Creative destruction is the term Schumpeter used to describe the continuous evolutionary process ‘ that incessantly revolutionizes the economic structure from within, incessantly destroying the old one, incessantly creating a new one. This process . . . is the essential fact about capitalism.’ Innovation in new technology and new methods is what increases wealth, but often undermines incumbent businesses. Sooner or later most are swept away or marginalised, but most consumers benefit from new products and lower prices.
Innovations in new products played a big part in the financial catastrophe, but much of the wealth they appeared to have created turned out to be illusory, so the net effect was highly destructive.
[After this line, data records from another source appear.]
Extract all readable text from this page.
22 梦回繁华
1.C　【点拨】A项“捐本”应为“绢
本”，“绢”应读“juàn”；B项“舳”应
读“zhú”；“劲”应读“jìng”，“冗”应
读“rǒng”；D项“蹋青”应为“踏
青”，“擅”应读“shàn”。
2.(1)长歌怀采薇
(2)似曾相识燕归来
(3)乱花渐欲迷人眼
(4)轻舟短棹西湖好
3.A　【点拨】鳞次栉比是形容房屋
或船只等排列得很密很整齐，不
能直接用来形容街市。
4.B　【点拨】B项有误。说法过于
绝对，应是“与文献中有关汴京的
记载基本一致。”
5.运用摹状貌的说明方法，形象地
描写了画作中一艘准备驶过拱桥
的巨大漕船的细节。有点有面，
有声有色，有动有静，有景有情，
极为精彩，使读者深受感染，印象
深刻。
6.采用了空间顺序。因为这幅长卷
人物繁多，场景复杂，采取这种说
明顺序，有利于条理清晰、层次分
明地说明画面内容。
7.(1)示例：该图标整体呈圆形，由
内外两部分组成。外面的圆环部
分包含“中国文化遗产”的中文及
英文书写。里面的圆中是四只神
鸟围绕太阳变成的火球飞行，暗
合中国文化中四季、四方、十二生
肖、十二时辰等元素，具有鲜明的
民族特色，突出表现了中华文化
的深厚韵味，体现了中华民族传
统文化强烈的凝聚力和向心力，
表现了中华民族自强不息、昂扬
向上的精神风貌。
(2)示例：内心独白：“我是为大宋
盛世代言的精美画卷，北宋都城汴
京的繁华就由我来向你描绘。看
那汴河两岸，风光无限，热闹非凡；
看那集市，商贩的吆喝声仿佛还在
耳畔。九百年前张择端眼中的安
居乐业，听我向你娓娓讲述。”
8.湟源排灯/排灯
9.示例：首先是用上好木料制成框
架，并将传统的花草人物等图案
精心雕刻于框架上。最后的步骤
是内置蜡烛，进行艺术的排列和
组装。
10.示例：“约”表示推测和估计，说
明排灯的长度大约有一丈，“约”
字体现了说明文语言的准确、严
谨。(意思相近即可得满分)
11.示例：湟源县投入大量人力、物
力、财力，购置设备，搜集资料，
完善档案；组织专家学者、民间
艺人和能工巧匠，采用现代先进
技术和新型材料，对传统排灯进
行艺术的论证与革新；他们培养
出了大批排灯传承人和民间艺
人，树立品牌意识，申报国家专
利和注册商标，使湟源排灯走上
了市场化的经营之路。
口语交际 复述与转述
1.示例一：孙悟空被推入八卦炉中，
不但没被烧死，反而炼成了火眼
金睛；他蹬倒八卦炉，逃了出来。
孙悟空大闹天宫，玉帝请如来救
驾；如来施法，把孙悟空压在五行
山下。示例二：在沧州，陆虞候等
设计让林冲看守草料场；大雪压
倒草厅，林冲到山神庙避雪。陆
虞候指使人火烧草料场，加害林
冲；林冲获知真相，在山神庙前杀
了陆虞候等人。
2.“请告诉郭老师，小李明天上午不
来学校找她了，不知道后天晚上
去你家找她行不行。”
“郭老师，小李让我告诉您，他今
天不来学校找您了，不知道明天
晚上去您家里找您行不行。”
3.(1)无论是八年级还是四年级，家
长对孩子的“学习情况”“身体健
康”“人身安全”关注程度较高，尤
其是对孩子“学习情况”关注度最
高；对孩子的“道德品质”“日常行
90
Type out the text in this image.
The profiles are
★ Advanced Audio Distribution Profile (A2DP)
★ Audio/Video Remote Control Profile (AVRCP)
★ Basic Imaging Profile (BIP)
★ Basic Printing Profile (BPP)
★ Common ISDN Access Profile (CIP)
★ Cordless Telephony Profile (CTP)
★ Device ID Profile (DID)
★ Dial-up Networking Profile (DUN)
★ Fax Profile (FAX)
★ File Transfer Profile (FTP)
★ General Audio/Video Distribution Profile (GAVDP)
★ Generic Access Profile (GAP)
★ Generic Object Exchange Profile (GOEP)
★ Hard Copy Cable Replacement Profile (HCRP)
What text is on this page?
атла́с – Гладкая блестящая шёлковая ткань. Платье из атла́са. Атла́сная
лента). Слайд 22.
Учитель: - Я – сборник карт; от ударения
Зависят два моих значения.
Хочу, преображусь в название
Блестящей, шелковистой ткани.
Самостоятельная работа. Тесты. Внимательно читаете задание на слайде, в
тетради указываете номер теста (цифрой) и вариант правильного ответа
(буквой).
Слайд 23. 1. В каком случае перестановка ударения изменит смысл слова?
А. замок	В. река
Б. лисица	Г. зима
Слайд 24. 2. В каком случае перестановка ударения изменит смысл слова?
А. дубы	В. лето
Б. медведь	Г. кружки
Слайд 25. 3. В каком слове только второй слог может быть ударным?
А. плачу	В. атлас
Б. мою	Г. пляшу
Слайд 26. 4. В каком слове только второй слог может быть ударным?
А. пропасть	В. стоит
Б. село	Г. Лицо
The only winners so far have been those bankers who were able to cash their chips, and the main benefit for the rest of us some painful lessons.
That is probably my last word on financial matters. I may contribute occasionally to the broader debate about markets and institutions, but I intend to concentrate on issues where I have something distinctive to say. Winners and Losers started life as an examination of how creative destruction has worked in the last thirty years and I became, if not a devotee of Schumpeter, profoundly grateful to him for his great insight. Like all metaphors it is not a complete explanation of an ever-changing world, but it is indispensable to understanding it. It is certainly a fact of life that affects every business – and all our lives. In my next post I will consider some objections to creative destruction and try to explain why those who demonise it or minimise its importance are not living in the real world.
In later posts I will argue that reports of the death of email are greatly exaggerated and that too much focus and efficiency can be bad for corporate health. Mostly though I will elaborate on the main ideas of Winners and Losers: how markets are created, disrupted and transformed by innovations in technology and business models, why so few emerge as winners, and the qualities of those who do.